L’incendie survenu le 22 février 2026 sur le site d’extraction d’Eramet Grande Côte (GCO), filiale sénégalaise du groupe minier français, continue de susciter des réactions. Alors que l’usine de concentration humide (WCP) est à l’arrêt pour une durée indéterminée, une information révélée par nos confrères fait état d’une demande de la part du groupe minier auprès des autorités sénégalaises pour obtenir des allègements fiscaux. Cette requête, visant à compenser les pertes liées à l’incident, est vivement critiquée par des experts qui y voient une injustice face aux réalités du pays.
Pour rappel, l’incendie s’est déclaré le 22 février alors que l’usine était à l’arrêt pour des opérations de maintenance planifiées.

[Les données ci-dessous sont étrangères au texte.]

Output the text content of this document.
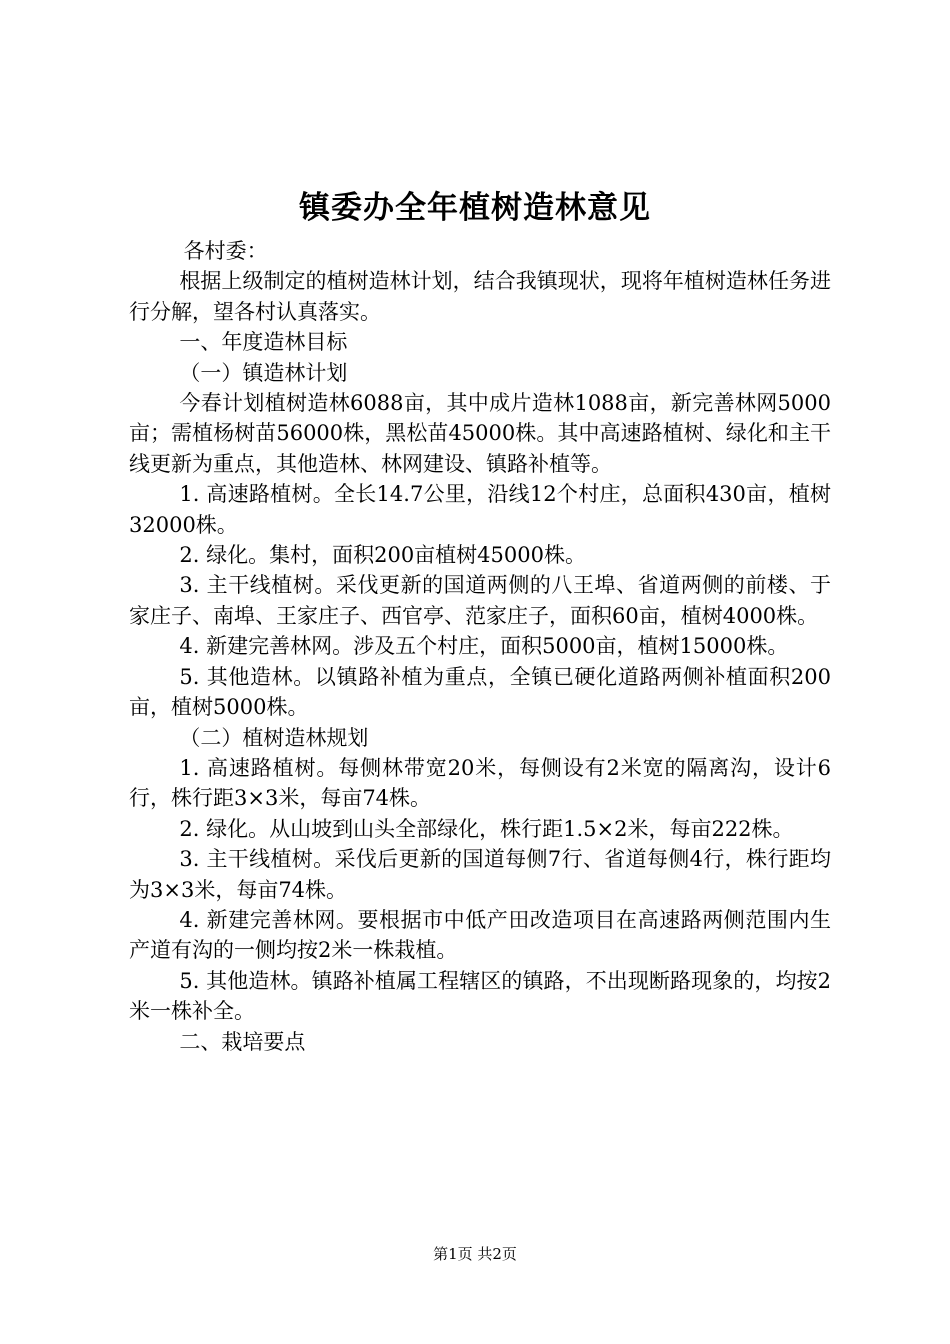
镇委办全年植树造林意见

各村委：

根据上级制定的植树造林计划，结合我镇现状，现将年植树造林任务进行分解，望各村认真落实。

一、年度造林目标

（一）镇造林计划

今春计划植树造林6088亩，其中成片造林1088亩，新完善林网5000亩；需植杨树苗56000株，黑松苗45000株。其中高速路植树、绿化和主干线更新为重点，其他造林、林网建设、镇路补植等。

1. 高速路植树。全长14.7公里，沿线12个村庄，总面积430亩，植树32000株。

2. 绿化。集村，面积200亩植树45000株。

3. 主干线植树。采伐更新的国道两侧的八王埠、省道两侧的前楼、于家庄子、南埠、王家庄子、西官亭、范家庄子，面积60亩，植树4000株。

4. 新建完善林网。涉及五个村庄，面积5000亩，植树15000株。

5. 其他造林。以镇路补植为重点，全镇已硬化道路两侧补植面积200亩，植树5000株。

（二）植树造林规划

1. 高速路植树。每侧林带宽20米，每侧设有2米宽的隔离沟，设计6行，株行距3×3米，每亩74株。

2. 绿化。从山坡到山头全部绿化，株行距1.5×2米，每亩222株。

3. 主干线植树。采伐后更新的国道每侧7行、省道每侧4行，株行距均为3×3米，每亩74株。

4. 新建完善林网。要根据市中低产田改造项目在高速路两侧范围内生产道有沟的一侧均按2米一株栽植。

5. 其他造林。镇路补植属工程辖区的镇路，不出现断路现象的，均按2米一株补全。

二、栽培要点

第1页 共2页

Si aucune victime n’est à déplorer, cet incident a conduit Eramet à suspendre ses prévisions de production et à mettre à l’arrêt l’ensemble du site à partir de mars 2026 . C’est dans ce contexte que la multinationale a sollicité un geste fiscal de la part de l’État du Sénégal.
Interrogé sur le bien-fondé d’une telle demande, Demba Fall, expert à l’association CAJUST (Citoyens actifs pour la Justice Sociale), s’y oppose fermement. Il estime que du point de vue de l’intérêt général du Sénégal, cette demande ne devrait pas être acceptée. « Une grande multinationale Eramet dispose de plusieurs solutions pour compenser ses pertes: assurances, réserves financières et accès aux marchés », a-t-il déclaré.
Le contrat d’Eramet sur la sellette
L’expert met en lumière la nature du contrat liant GCO à l’État sénégalais, soulignant un déséquilibre flagrant. Il rappelle qu’Eramet bénéficie d’une concession de longue durée, valable au moins jusqu’en 2029, qui lui permet d’exporter sa production et de percevoir la majeure partie de ses bénéfices, à savoir 90 %. L’État du Sénégal ne détient que 10 % du capital de la filiale sénégalaise. « Accorder de nouvelles concessions ne ferait qu’accentuer cet avantage en faveur de l’entreprise », a-t-il ajouté.
Pour M. Fall, cet incident, bien que regrettable, relève de la gestion courante des risques d’une entreprise minière. « Il s’agit donc d’une situation courante liée à l’activité de l’entreprise. Ce type de risque doit être couvert par une assurance, par les réserves de l’entreprise ou par celles de ses actionnaires », a-t-il précisé.
Il met en garde contre un précédent dangereux qui pourrait encourager d’autres entreprises à se tourner vers l’aide de l’État en cas de difficultés opérationnelles, réduisant par là même leur incitation à maintenir des normes de sécurité adéquates.
Cette demande d’allègement fiscal survient dans un climat déjà tendu, marqué par des licenciements massifs suite à l’arrêt de la production. Ces événements ont créé un contraste saisissant avec le discours de responsabilité sociale de l’entreprise. En définitive, Demba Fall estime que le Sénégal devrait plutôt s’efforcer de tirer le maximum de bénéfices de l’exploitation de ses ressources naturelles.
« L’État serait bien avisé de tirer le maximum de bénéfices de l’exploitation de ses ressources naturelles au profit et pour le développement de sa population, plutôt que de se consacrer à compenser les pertes d’exploitation d’une grande multinationale », a-t-il conclu.